Manfred comments on Where do selfish values come from? - Less Wrong

27 Post author: Wei_Dai 18 November 2011 11:52PM

You are viewing a comment permalink. View the original post to see all comments and the full post content.

Comments (57)

You are viewing a single comment's thread.

Comment author: Manfred 19 November 2011 07:29:26AM 1 point [-]

Option (3) seems like a value learning problem that I can parrot back Eliezer's extension to :P

So basically his idea was that we could give the AI a label to a value, "selfishness" in this case, as if it was something the AI had incomplete information on. Now the AI doesn't want to freeze its values, because that wouldn't maximize the incompletely-known goal of "selfishness," it would only maximize the current best estimate of what selfishness is. The AI could learn more about this selfishness goal by making observations and then not caring about agents that didn't make those observations.

This is a bit different than the example of "friendliness" because you don't hit diminishing returns - there's an infinity of agents to not be.
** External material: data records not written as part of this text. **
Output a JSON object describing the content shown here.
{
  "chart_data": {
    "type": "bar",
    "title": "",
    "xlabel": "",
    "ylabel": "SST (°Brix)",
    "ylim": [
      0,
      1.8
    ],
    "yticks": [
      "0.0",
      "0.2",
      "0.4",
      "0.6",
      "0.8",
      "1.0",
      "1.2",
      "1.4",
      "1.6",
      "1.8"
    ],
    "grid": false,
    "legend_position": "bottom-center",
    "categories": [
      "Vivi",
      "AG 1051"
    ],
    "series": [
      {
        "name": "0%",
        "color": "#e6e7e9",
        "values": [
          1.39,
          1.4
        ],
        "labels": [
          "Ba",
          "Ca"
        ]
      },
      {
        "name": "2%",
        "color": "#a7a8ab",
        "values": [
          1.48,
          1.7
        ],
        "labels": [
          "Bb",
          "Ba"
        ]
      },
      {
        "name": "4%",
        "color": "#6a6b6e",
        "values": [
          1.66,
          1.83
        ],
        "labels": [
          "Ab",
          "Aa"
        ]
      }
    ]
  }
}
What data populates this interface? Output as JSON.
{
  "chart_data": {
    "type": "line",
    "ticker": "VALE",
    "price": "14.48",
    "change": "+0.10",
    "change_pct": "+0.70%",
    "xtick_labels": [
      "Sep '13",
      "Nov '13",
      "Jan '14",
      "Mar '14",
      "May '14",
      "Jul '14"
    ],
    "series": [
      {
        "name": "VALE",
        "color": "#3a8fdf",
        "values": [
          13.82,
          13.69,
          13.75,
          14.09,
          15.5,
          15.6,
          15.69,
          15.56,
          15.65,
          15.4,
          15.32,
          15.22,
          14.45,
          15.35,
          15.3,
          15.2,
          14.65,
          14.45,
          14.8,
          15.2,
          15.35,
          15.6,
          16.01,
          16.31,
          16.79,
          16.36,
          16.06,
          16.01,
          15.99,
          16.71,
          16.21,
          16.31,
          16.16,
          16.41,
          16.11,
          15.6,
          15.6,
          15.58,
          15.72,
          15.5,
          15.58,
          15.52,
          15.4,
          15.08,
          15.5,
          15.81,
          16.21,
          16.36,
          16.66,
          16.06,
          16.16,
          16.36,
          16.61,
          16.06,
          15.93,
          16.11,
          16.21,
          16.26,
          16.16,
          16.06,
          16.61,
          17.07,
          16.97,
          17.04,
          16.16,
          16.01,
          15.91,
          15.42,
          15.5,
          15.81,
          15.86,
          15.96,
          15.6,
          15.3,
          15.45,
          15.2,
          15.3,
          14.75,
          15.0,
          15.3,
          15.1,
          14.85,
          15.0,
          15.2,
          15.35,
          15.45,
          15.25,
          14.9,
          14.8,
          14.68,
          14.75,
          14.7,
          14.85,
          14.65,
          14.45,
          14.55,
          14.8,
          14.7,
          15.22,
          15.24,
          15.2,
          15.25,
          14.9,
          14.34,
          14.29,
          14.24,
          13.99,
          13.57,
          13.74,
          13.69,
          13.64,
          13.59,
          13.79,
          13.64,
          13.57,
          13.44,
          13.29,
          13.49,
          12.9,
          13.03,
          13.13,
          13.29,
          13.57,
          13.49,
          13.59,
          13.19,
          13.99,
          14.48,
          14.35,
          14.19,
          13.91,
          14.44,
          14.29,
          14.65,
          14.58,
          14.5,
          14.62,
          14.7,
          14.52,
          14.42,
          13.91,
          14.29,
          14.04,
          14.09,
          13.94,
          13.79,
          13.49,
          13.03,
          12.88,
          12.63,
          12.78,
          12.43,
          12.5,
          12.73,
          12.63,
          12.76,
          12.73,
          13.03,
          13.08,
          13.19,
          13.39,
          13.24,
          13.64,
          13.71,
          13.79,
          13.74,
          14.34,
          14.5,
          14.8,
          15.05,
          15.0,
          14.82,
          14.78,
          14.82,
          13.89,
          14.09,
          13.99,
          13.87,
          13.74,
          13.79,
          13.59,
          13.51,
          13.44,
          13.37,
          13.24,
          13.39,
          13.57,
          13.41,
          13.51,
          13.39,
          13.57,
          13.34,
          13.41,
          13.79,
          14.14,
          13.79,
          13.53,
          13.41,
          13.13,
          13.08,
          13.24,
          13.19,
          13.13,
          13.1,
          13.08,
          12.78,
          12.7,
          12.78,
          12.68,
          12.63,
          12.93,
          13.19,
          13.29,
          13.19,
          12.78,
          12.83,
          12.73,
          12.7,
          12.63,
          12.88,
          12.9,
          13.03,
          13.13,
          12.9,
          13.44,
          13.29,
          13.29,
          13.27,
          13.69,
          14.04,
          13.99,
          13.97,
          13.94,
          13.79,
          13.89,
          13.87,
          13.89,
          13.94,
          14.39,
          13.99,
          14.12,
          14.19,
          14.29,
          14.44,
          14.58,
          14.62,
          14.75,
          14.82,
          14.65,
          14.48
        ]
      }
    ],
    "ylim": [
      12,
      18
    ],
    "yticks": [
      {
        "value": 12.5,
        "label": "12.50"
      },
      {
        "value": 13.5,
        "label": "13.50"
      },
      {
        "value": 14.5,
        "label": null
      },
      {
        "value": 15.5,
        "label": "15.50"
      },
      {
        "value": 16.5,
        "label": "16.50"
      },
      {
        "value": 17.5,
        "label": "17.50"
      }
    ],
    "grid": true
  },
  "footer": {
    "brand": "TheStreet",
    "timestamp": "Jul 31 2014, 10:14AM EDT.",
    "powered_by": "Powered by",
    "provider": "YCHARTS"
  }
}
So you don't want the agent to do an exploration/exploitation tradeoff like you would with friendliness, you just want to have various possible "selfishness" goals possible at a given moment, with different possibilities assigned. The possible goals would correspond to the possible agents you could turn out to share observations with, and the probabilities of those goals would be the probabilities of sharing those observations. This interpretation of selfishness appears to basically rederive option (2).